Or, why Nic Lewis is wrong.
Long time no post, but I've been thinking recently about climate sensitivity (about which more soon) and was provoked into writing something by this post, in which Nic Lewis sings the praises of so-called "objective Bayesian" methods.
Firstly, I'd like to acknowledge that Nic has made a significant contribution to research on climate sensitivity, both through identifying a number of errors in the work of others (eg here, here and most recently here) and through his own contributions in the literature and elsewhere. Nevertheless, I think that what he writes about so-called "objective" priors and Bayesian methods is deeply misleading. No prior can encapsulate no knowledge, and underneath the use of these bold claims there is always a much more mealy-mouthed explanation in terms of a prior having "minimal" influence, and then you need to have a look at what "minimal" really means, and so on. Well, such a prior may or may not be a good thing, but it is certainly not what I understand "no information" to mean. I suggest that "automatic" is a less emotive term than "objective" and would be less likely to mislead people as to what is really going on. Nic is suggesting ways of automatically choosing a prior, which may or may not have useful properties.

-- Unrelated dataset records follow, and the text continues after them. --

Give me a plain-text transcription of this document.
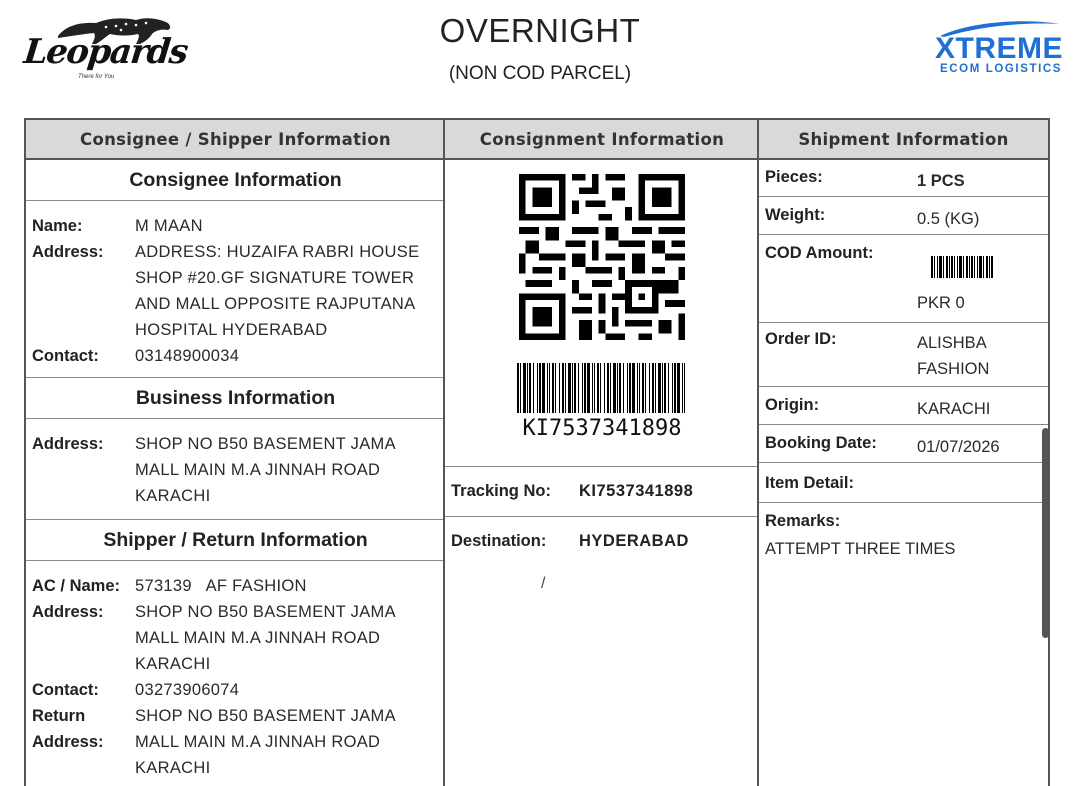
Leopards
There for You
OVERNIGHT
(NON COD PARCEL)
XTREME
ECOM LOGISTICS
Consignee / Shipper Information
Consignee Information
Name:	M MAAN
Address:	ADDRESS: HUZAIFA RABRI HOUSE
SHOP #20.GF SIGNATURE TOWER
AND MALL OPPOSITE RAJPUTANA
HOSPITAL HYDERABAD
Contact:	03148900034
Business Information
Address:	SHOP NO B50 BASEMENT JAMA
MALL MAIN M.A JINNAH ROAD
KARACHI
Shipper / Return Information
AC / Name: 573139   AF FASHION
Address:	SHOP NO B50 BASEMENT JAMA
MALL MAIN M.A JINNAH ROAD
KARACHI
Contact:	03273906074
Return
Address:
SHOP NO B50 BASEMENT JAMA
MALL MAIN M.A JINNAH ROAD
KARACHI
Consignment Information
KI7537341898
Tracking No:	KI7537341898
Destination:	HYDERABAD
/
Shipment Information
Pieces:	1 PCS
Weight:	0.5 (KG)
COD Amount:
PKR 0
Order ID:	ALISHBA
FASHION
Origin:	KARACHI
Booking Date: 01/07/2026
Item Detail:
Remarks:
ATTEMPT THREE TIMES
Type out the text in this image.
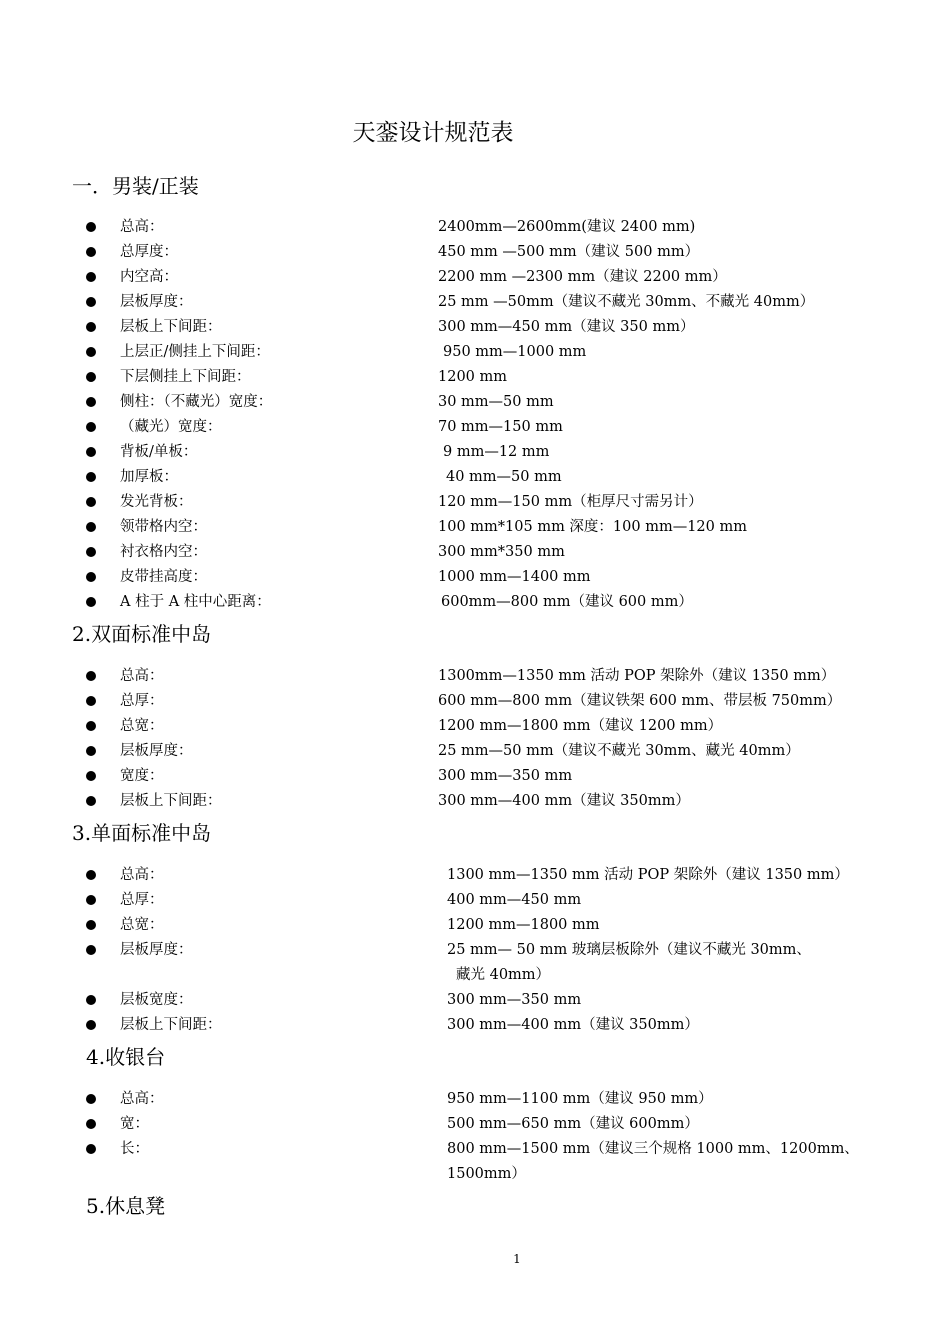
天銮设计规范表
一．男装/正装
总高：	2400mm—2600mm(建议 2400 mm)
总厚度：	450 mm —500 mm（建议 500 mm）
内空高：	2200 mm —2300 mm（建议 2200 mm）
层板厚度：	25 mm —50mm（建议不藏光 30mm、不藏光 40mm）
层板上下间距：	300 mm—450 mm（建议 350 mm）
上层正/侧挂上下间距：	950 mm—1000 mm
下层侧挂上下间距：	1200 mm
侧柱：（不藏光）宽度：	30 mm—50 mm
（藏光）宽度：	70 mm—150 mm
背板/单板：	9 mm—12 mm
加厚板：	40 mm—50 mm
发光背板：	120 mm—150 mm（柜厚尺寸需另计）
领带格内空：	100 mm*105 mm 深度：100 mm—120 mm
衬衣格内空：	300 mm*350 mm
皮带挂高度：	1000 mm—1400 mm
A 柱于 A 柱中心距离：	600mm—800 mm（建议 600 mm）
2.双面标准中岛
总高：	1300mm—1350 mm 活动 POP 架除外（建议 1350 mm）
总厚：	600 mm—800 mm（建议铁架 600 mm、带层板 750mm）
总宽：	1200 mm—1800 mm（建议 1200 mm）
层板厚度：	25 mm—50 mm（建议不藏光 30mm、藏光 40mm）
宽度：	300 mm—350 mm
层板上下间距：	300 mm—400 mm（建议 350mm）
3.单面标准中岛
总高：	1300 mm—1350 mm 活动 POP 架除外（建议 1350 mm）
总厚：	400 mm—450 mm
总宽：	1200 mm—1800 mm
层板厚度：	25 mm— 50 mm 玻璃层板除外（建议不藏光 30mm、
藏光 40mm）
层板宽度：	300 mm—350 mm
层板上下间距：	300 mm—400 mm（建议 350mm）
4.收银台
总高：	950 mm—1100 mm（建议 950 mm）
宽：	500 mm—650 mm（建议 600mm）
长：	800 mm—1500 mm（建议三个规格 1000 mm、1200mm、
1500mm）
5.休息凳
1
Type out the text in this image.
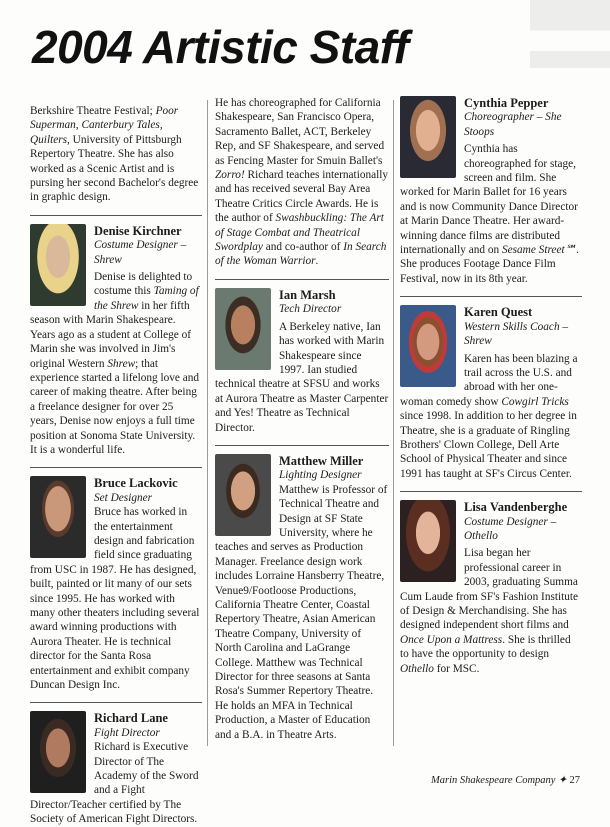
2004 Artistic Staff

Berkshire Theatre Festival; Poor Superman, Canterbury Tales, Quilters, University of Pittsburgh Repertory Theatre. She has also worked as a Scenic Artist and is pursing her second Bachelor's degree in graphic design.

Denise Kirchner

Costume Designer – Shrew

Denise is delighted to costume this Taming of the Shrew in her fifth season with Marin Shakespeare. Years ago as a student at College of Marin she was involved in Jim's original Western Shrew; that experience started a lifelong love and career of making theatre. After being a freelance designer for over 25 years, Denise now enjoys a full time position at Sonoma State University. It is a wonderful life.

Bruce Lackovic

Set Designer

Bruce has worked in the entertainment design and fabrication field since graduating from USC in 1987. He has designed, built, painted or lit many of our sets since 1995. He has worked with many other theaters including several award winning productions with Aurora Theater. He is technical director for the Santa Rosa entertainment and exhibit company Duncan Design Inc.

Richard Lane

Fight Director

Richard is Executive Director of The Academy of the Sword and a Fight Director/Teacher certified by The Society of American Fight Directors.

He has choreographed for California Shakespeare, San Francisco Opera, Sacramento Ballet, ACT, Berkeley Rep, and SF Shakespeare, and served as Fencing Master for Smuin Ballet's Zorro! Richard teaches internationally and has received several Bay Area Theatre Critics Circle Awards. He is the author of Swashbuckling: The Art of Stage Combat and Theatrical Swordplay and co-author of In Search of the Woman Warrior.

Ian Marsh

Tech Director

A Berkeley native, Ian has worked with Marin Shakespeare since 1997. Ian studied technical theatre at SFSU and works at Aurora Theatre as Master Carpenter and Yes! Theatre as Technical Director.

Matthew Miller

Lighting Designer

Matthew is Professor of Technical Theatre and Design at SF State University, where he teaches and serves as Production Manager. Freelance design work includes Lorraine Hansberry Theatre, Venue9/Footloose Productions, California Theatre Center, Coastal Repertory Theatre, Asian American Theatre Company, University of North Carolina and LaGrange College. Matthew was Technical Director for three seasons at Santa Rosa's Summer Repertory Theatre. He holds an MFA in Technical Production, a Master of Education and a B.A. in Theatre Arts.

Cynthia Pepper

Choreographer – She Stoops

Cynthia has choreographed for stage, screen and film. She worked for Marin Ballet for 16 years and is now Community Dance Director at Marin Dance Theatre. Her award-winning dance films are distributed internationally and on Sesame Street℠. She produces Footage Dance Film Festival, now in its 8th year.

Karen Quest

Western Skills Coach – Shrew

Karen has been blazing a trail across the U.S. and abroad with her one-woman comedy show Cowgirl Tricks since 1998. In addition to her degree in Theatre, she is a graduate of Ringling Brothers' Clown College, Dell Arte School of Physical Theater and since 1991 has taught at SF's Circus Center.

Lisa Vandenberghe

Costume Designer – Othello

Lisa began her professional career in 2003, graduating Summa Cum Laude from SF's Fashion Institute of Design & Merchandising. She has designed independent short films and Once Upon a Mattress. She is thrilled to have the opportunity to design Othello for MSC.

Marin Shakespeare Company ✦ 27
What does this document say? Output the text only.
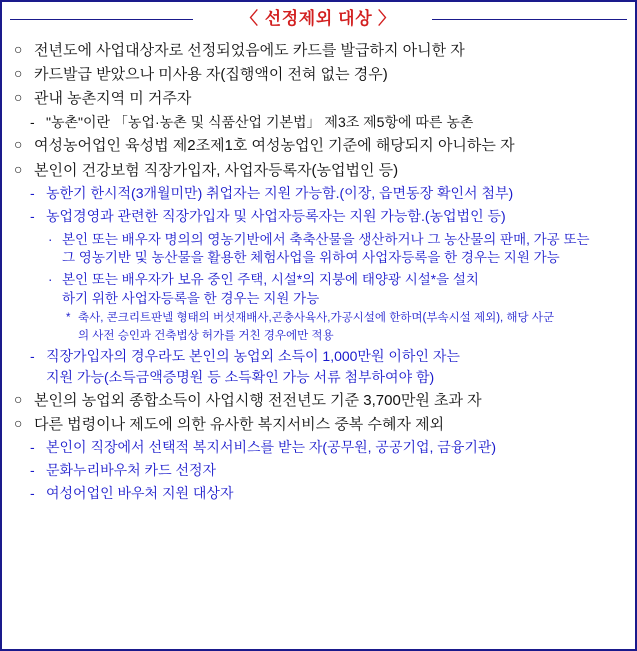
〈 선정제외 대상 〉
○ 전년도에 사업대상자로 선정되었음에도 카드를 발급하지 아니한 자
○ 카드발급 받았으나 미사용 자(집행액이 전혀 없는 경우)
○ 관내 농촌지역 미 거주자
- "농촌"이란 「농업·농촌 및 식품산업 기본법」 제3조 제5항에 따른 농촌
○ 여성농어업인 육성법 제2조제1호 여성농업인 기준에 해당되지 아니하는 자
○ 본인이 건강보험 직장가입자, 사업자등록자(농업법인 등)
- 농한기 한시적(3개월미만) 취업자는 지원 가능함.(이장, 읍면동장 확인서 첨부)
- 농업경영과 관련한 직장가입자 및 사업자등록자는 지원 가능함.(농업법인 등)
· 본인 또는 배우자 명의의 영농기반에서 축축산물을 생산하거나 그 농산물의 판매, 가공 또는
그 영농기반 및 농산물을 활용한 체험사업을 위하여 사업자등록을 한 경우는 지원 가능
· 본인 또는 배우자가 보유 중인 주택, 시설*의 지붕에 태양광 시설*을 설치
하기 위한 사업자등록을 한 경우는 지원 가능
* 축사, 콘크리트판넬 형태의 버섯재배사,곤충사육사,가공시설에 한하며(부속시설 제외), 해당 사군
의 사전 승인과 건축법상 허가를 거친 경우에만 적용
- 직장가입자의 경우라도 본인의 농업외 소득이 1,000만원 이하인 자는
지원 가능(소득금액증명원 등 소득확인 가능 서류 첨부하여야 함)
○ 본인의 농업외 종합소득이 사업시행 전전년도 기준 3,700만원 초과 자
○ 다른 법령이나 제도에 의한 유사한 복지서비스 중복 수혜자 제외
- 본인이 직장에서 선택적 복지서비스를 받는 자(공무원, 공공기업, 금융기관)
- 문화누리바우처 카드 선정자
- 여성어업인 바우처 지원 대상자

[As a somewhat unrelated aside, it seems strange to me that the authors of the corrigendum here concerning a detail of the method, do not also correct their erroneous claims concerning "ignorant" priors. It's one thing to let errors lie in earlier work - no-one goes back and corrects minor details routinely - but it is unfortunate that when actually writing a correction about something they state does not substantially affect their results, they didn't take the opportunity to also correct a horrible error that has seriously mislead much of the climate science community and which continues to undermine much work in this area. I'm left with the uncomfortable conclusion that they still don't accept that this aspect of the work was actually in error, despite my paper which they are apparently trying to ignore rather than respond to. But I'm digressing.]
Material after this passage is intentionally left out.